Brent Fountain, associate professor of human nutrition with the MSU Extension Service, said the holiday season should not be a time to lower nutritional standards, either. He said cooks can demonstrate that taste does not have to be sacrificed in the name of nutrition.

“When preparing items for a party, substitute healthier ingredients in desserts and other foods that people traditionally enjoy during the holidays,” he said. “Most people will never taste the difference.”

Fountain said partygoers should plan food and beverage choices ahead of holiday gatherings. Know what kinds of trade-offs might be needed to enjoy some traditional seasonal treats.

“Avoid going to a party hungry, eat slowly and try to select healthier options around the food table,” Fountain said. “Many holiday beverages have more sugars and calories than people realize. Water is ideal because it meets thirst needs and adds no calories.”

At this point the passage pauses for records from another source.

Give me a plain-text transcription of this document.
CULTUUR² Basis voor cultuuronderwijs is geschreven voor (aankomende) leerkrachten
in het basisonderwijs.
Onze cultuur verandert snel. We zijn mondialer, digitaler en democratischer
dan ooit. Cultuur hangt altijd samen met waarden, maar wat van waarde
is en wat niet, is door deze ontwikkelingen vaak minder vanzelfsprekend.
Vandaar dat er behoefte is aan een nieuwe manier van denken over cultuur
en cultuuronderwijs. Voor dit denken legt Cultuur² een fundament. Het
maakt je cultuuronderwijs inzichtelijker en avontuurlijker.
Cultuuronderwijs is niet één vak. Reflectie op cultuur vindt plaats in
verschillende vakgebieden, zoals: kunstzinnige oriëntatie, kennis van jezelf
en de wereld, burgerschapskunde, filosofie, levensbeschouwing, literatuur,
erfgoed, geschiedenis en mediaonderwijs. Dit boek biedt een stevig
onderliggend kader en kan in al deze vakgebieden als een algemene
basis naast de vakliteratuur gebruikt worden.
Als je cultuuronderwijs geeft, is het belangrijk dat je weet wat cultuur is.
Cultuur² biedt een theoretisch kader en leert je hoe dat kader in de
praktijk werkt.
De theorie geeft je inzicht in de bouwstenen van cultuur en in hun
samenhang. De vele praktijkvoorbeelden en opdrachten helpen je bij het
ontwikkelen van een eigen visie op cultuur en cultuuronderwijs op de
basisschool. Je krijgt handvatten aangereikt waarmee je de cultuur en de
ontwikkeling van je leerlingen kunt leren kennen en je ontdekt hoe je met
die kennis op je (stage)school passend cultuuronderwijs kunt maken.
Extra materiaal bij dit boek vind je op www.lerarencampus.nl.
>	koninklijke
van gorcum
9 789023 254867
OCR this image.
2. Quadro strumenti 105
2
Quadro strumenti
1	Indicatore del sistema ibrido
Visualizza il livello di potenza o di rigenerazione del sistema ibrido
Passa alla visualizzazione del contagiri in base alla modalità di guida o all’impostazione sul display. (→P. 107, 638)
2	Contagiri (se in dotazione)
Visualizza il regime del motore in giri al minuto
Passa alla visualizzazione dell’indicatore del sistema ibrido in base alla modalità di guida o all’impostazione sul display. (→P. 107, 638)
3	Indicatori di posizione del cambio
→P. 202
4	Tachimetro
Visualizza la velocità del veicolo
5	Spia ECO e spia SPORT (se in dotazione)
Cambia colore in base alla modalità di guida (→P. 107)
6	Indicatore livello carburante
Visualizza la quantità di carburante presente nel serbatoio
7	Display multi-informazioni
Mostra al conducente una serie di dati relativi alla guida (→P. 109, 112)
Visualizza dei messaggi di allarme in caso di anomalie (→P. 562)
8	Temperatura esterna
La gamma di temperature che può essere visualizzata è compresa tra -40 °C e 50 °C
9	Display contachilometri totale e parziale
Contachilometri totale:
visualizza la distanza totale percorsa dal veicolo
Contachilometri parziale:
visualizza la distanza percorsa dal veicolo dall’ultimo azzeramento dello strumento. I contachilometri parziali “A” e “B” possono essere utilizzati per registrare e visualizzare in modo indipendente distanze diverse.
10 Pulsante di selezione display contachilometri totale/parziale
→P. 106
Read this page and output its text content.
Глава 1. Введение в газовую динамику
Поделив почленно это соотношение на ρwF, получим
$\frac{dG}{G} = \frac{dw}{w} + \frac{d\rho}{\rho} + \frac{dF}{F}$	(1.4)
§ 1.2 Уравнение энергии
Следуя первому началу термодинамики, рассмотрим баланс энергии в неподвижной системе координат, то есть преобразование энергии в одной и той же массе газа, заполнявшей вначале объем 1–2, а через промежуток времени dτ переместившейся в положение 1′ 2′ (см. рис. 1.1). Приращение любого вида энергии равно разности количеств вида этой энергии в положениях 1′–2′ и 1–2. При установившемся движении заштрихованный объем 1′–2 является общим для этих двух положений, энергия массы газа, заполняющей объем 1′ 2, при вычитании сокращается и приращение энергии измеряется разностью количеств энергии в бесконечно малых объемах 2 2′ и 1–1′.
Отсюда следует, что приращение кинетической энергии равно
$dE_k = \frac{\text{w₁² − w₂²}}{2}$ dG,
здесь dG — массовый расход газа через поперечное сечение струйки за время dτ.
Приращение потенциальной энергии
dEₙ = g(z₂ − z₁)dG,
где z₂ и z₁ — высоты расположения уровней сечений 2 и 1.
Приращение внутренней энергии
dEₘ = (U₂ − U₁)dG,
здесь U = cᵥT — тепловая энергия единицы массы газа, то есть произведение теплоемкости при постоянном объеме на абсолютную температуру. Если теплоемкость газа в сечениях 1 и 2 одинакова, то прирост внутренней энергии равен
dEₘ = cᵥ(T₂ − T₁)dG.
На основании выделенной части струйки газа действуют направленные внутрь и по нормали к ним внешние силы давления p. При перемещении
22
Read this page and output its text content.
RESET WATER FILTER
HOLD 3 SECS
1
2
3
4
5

Fountain said people with diabetes should be sure to monitor their blood sugar levels regularly and work to maintain their blood sugar levels within an acceptable range.

“Increasing fiber in the diet helps with prevention and with maintenance for those already diagnosed with diabetes by slowing the uptake of glucose,” he said. “Be sure to increase fiber slowly to avoid gastric discomfort.”

Fountain said very few people consume the recommended amount of 25 grams of fiber a day. As a rule of thumb, he suggested a 5-to-1 ratio of carbohydrates to fiber.

“Look at the nutrition label. A good ratio would be when each serving has 20 grams of carbohydrates and 4 grams of dietary fiber; that’s 5-to-1,” he said. “Some of the worst items we consume could have a 10-to-1 ratio, so beware.”